If you’d have made us guess who would be the one to bring the unique talents of Sarah Paulson and RuPaul’s Drag Race Season 7 winner Violet Chachki together, we would have just assumed the answer would be Ryan Murphy, in a season of American Horror Story or something. Instead, the answer turned out to be none other than Miuccia Prada. The Emmy winner and the reality TV winner pop up in multiple iterations in Neon Dream, the Willy Vanderperre–directed film for the brand’s fall 2018 campaign.
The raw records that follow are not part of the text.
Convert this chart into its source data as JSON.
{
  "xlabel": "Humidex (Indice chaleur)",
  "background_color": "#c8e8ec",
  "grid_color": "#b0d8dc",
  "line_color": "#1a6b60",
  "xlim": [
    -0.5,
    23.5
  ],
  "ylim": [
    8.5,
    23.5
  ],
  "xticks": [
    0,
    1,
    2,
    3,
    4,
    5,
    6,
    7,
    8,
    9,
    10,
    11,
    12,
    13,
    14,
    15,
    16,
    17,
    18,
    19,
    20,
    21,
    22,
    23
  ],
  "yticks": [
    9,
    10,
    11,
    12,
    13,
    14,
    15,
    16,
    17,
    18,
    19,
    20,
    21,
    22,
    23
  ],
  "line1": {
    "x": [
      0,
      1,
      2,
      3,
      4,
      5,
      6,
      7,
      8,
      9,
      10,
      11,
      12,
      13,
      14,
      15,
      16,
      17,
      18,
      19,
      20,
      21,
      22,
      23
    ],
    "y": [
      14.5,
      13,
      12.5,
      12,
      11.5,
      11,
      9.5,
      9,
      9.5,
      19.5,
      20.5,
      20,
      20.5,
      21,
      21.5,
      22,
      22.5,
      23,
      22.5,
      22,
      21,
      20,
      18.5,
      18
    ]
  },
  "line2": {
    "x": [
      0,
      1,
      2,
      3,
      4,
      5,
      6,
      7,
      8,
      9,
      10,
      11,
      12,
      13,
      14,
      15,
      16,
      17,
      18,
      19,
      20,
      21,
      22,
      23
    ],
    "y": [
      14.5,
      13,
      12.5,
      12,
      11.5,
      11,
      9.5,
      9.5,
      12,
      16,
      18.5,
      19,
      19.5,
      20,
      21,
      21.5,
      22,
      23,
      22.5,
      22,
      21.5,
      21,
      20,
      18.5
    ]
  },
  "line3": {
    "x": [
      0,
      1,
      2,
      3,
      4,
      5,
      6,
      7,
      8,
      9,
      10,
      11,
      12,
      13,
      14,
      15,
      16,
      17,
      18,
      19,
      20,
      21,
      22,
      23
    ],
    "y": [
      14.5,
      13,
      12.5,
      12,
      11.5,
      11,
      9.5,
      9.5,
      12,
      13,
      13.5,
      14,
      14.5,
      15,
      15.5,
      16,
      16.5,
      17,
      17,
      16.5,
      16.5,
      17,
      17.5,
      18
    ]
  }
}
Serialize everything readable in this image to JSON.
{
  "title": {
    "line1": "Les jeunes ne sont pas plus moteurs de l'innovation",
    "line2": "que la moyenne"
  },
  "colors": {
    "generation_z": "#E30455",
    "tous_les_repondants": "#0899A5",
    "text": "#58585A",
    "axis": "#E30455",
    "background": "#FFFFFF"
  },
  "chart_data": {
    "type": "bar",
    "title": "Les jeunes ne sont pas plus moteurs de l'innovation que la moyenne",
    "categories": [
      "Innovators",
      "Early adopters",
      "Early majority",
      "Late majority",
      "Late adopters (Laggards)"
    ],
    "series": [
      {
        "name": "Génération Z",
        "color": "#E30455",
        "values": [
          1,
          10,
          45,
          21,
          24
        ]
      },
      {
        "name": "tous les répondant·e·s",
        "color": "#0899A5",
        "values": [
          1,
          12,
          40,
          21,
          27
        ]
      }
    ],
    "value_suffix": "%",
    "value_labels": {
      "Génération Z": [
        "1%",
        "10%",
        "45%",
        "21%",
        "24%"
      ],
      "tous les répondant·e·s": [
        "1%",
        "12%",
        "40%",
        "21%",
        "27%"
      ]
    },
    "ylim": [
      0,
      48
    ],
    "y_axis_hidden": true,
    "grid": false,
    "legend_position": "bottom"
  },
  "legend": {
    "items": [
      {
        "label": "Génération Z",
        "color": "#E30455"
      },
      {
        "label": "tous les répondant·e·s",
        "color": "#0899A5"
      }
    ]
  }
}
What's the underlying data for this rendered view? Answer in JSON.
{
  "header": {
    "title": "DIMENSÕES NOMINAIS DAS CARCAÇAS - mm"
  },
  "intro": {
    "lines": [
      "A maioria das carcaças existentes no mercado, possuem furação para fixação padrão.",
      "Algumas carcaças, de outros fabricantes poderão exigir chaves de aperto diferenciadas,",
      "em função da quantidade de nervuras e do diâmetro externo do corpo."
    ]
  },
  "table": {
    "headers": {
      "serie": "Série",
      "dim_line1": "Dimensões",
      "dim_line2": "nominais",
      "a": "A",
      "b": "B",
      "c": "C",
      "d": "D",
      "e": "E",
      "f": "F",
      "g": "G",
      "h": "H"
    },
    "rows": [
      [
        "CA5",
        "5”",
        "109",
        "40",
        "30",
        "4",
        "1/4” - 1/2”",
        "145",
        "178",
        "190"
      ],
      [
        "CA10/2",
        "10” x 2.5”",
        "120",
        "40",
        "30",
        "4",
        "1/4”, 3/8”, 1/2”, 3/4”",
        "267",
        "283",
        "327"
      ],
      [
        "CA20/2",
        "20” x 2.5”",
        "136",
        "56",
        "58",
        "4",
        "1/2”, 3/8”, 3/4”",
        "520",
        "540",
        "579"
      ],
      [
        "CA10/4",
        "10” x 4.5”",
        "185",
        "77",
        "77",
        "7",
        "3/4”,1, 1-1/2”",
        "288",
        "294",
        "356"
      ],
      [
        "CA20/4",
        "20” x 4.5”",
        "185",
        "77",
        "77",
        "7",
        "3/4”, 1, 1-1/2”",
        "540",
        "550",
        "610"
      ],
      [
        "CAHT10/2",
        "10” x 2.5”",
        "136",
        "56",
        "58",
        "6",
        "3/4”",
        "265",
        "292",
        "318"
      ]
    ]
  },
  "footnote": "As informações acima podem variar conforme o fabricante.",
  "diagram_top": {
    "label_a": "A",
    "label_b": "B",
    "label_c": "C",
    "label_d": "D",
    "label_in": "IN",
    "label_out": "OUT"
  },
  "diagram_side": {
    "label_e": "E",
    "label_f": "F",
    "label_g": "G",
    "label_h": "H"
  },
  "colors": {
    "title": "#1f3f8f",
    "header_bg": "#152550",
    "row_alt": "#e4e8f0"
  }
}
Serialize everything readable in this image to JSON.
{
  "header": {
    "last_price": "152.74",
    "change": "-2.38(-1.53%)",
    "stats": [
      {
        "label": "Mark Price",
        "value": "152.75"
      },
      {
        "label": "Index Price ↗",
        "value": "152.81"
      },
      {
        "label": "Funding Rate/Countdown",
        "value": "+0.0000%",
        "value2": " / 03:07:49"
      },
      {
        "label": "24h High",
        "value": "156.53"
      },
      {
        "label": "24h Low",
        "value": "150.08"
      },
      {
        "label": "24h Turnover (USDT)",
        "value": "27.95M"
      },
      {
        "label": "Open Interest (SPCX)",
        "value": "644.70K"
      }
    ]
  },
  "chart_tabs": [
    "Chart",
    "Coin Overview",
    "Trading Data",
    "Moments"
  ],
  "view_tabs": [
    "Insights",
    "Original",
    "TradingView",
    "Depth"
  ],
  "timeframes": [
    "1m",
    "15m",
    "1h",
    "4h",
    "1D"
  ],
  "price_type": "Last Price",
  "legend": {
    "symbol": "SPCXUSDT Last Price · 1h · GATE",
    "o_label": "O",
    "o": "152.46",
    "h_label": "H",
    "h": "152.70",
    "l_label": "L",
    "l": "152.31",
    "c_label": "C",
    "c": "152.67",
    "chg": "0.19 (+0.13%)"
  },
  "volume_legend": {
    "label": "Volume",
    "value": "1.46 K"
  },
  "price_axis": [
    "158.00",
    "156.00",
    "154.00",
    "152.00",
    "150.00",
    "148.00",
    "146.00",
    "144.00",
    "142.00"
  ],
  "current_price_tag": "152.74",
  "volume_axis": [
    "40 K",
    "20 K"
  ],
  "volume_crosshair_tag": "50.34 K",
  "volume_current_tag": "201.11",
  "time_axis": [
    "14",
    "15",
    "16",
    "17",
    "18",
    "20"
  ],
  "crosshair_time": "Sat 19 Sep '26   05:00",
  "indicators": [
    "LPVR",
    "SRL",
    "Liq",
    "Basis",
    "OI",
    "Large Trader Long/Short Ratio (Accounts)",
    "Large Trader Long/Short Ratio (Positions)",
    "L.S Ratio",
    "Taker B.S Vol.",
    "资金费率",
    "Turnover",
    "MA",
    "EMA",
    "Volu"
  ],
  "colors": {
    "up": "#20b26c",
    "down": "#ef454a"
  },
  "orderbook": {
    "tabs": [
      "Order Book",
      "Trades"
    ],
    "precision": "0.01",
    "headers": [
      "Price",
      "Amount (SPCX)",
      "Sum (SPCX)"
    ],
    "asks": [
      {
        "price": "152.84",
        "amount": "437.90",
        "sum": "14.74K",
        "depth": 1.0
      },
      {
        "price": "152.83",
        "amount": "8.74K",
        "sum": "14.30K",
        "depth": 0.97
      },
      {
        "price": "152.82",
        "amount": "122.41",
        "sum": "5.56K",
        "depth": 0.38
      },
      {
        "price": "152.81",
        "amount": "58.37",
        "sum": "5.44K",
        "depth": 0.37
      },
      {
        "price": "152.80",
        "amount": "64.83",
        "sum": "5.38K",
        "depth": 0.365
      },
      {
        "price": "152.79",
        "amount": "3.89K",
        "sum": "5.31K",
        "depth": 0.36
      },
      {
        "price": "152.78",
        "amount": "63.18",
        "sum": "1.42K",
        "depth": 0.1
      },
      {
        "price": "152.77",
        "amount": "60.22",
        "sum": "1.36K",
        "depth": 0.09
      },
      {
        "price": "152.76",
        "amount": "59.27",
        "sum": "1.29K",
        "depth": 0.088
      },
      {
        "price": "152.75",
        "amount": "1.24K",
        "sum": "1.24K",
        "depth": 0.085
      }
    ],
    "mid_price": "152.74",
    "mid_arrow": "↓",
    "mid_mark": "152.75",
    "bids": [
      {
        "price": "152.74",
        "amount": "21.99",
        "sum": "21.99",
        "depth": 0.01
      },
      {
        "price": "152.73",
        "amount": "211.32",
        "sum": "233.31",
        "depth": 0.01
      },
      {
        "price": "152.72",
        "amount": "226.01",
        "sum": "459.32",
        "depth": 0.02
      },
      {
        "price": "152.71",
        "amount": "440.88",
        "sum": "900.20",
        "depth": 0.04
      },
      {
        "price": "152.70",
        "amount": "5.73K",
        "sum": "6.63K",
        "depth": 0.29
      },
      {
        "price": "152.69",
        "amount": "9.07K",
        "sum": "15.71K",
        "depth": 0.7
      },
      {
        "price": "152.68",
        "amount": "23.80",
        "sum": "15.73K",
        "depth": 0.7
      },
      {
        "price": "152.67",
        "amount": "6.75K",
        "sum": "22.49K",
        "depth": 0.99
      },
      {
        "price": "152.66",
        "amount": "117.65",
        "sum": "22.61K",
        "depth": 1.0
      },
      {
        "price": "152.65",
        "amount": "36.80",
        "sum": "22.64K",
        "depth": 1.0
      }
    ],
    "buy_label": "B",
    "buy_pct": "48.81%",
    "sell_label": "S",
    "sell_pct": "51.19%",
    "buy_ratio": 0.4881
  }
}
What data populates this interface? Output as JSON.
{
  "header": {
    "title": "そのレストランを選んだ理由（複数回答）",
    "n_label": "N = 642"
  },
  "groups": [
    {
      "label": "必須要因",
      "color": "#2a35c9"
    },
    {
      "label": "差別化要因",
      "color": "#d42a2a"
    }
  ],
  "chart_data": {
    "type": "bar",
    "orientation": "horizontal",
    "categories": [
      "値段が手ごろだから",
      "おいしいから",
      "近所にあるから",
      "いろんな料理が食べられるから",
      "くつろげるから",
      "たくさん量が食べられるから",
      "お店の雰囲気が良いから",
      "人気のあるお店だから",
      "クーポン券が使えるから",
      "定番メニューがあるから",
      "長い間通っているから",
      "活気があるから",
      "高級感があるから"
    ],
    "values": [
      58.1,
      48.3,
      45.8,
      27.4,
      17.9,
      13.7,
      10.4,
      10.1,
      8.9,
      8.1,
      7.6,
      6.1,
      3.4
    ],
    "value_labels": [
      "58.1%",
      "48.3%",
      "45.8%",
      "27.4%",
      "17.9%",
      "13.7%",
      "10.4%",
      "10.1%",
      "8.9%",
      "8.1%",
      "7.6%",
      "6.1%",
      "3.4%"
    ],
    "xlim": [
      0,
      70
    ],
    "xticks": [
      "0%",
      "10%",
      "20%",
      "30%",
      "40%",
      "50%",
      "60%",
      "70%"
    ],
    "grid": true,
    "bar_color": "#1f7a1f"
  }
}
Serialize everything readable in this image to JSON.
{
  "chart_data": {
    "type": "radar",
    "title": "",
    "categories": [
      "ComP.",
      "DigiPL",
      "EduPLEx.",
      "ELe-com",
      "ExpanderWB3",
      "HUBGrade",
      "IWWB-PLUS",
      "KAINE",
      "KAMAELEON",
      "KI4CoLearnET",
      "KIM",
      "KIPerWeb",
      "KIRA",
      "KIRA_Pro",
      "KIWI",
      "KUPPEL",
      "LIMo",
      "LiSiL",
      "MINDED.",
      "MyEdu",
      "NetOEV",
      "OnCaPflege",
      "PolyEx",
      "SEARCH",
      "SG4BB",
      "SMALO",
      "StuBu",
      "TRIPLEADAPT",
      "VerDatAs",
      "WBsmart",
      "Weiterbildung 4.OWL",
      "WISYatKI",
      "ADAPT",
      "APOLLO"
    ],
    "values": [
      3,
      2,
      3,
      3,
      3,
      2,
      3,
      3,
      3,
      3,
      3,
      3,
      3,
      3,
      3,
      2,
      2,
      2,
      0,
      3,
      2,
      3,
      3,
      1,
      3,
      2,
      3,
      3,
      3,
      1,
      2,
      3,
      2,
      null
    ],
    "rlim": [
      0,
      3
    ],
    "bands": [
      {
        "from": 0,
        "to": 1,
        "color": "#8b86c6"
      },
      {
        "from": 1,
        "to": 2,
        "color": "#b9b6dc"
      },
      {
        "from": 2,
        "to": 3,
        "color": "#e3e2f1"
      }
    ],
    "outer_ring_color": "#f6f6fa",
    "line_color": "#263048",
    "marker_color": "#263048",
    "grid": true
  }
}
At first, the four-minute clip seems to be merely a moving-image extension of the print campaign. There’s the campaign star, Amanda Murphy, moving though a bunch of neon lights signifying Las Vegas (where the clip was filmed, though many of the sets were constructed specially for the video). She drives a vintage convertible down into the heart of the city, where she encounters a group of roving Marilyn Monroe impersonators led by none other than Chachki. A few seconds later, Paulson is there to dutifully valet Murphy’s car. Chachki continues to lead her band of Monroe-ettes, while Paulson shows up again as a theater usher. If you haven’t caught on by now, shifting notions of identity are a major theme here. So, naturally, Chachki pops up again, this time in full Vegas showgirl regalia (peep those glitter bangs), and her performance apparently entrances Murphy so much that suddenly she’s a showgirl too. A few beats later, we get another glimpse of someone in a Monroe dress, except, it turns out, this time it’s Paulson. The actress makes one final appearance as a menacing cocktail waitress on roller skates who only makes eye contact with Murphy on her own terms.
In addition to the theme of permeable identifies, the clip also serves as a send up of various Las Vegas tropes and iconography. “This Las Vegas is nevertheless a fiction, composed of archetypes – red velvet drapes, glittering lights, glowing Technicolor, billboards and convertibles,” reads the press release. “Reality, reimagined. A neon dream.”
While Prada generally prefers to reserve starring roles in its print campaigns for models, the Italian house is no stranger to casting a wide assortment of celebrity performers and actors in its videos (remember the David O. Russell short film that features everyone from Connie Britton to John Krasinksi?).
Still, it’s perhaps Paulson’s biggest fashion moment so far, to say nothing of Chacki. Since winning the Drag Race crown in 2015, she’s been no stranger to the fashion community. She’s become a semi-regular front-row and street-style figure at fashion weeks around the world (memorably, the late street-style photographer Bill Cunningham flipped out over her in the documentary Bill Cunningham New York), and has appeared in numerous fashion magazines. She’s also walked for Moschino twice, and previously fronted a lingerie campaign. Still, this is unquestionably her highest fashion peak so far.
In general, Drag Race is still hot on the mind of fashion folks: The latest cover of Love magazine features the young transgender model Ariel Nicholson in the unmistakable eye makeup of the All Stars 3 winner, Trixie Mattel.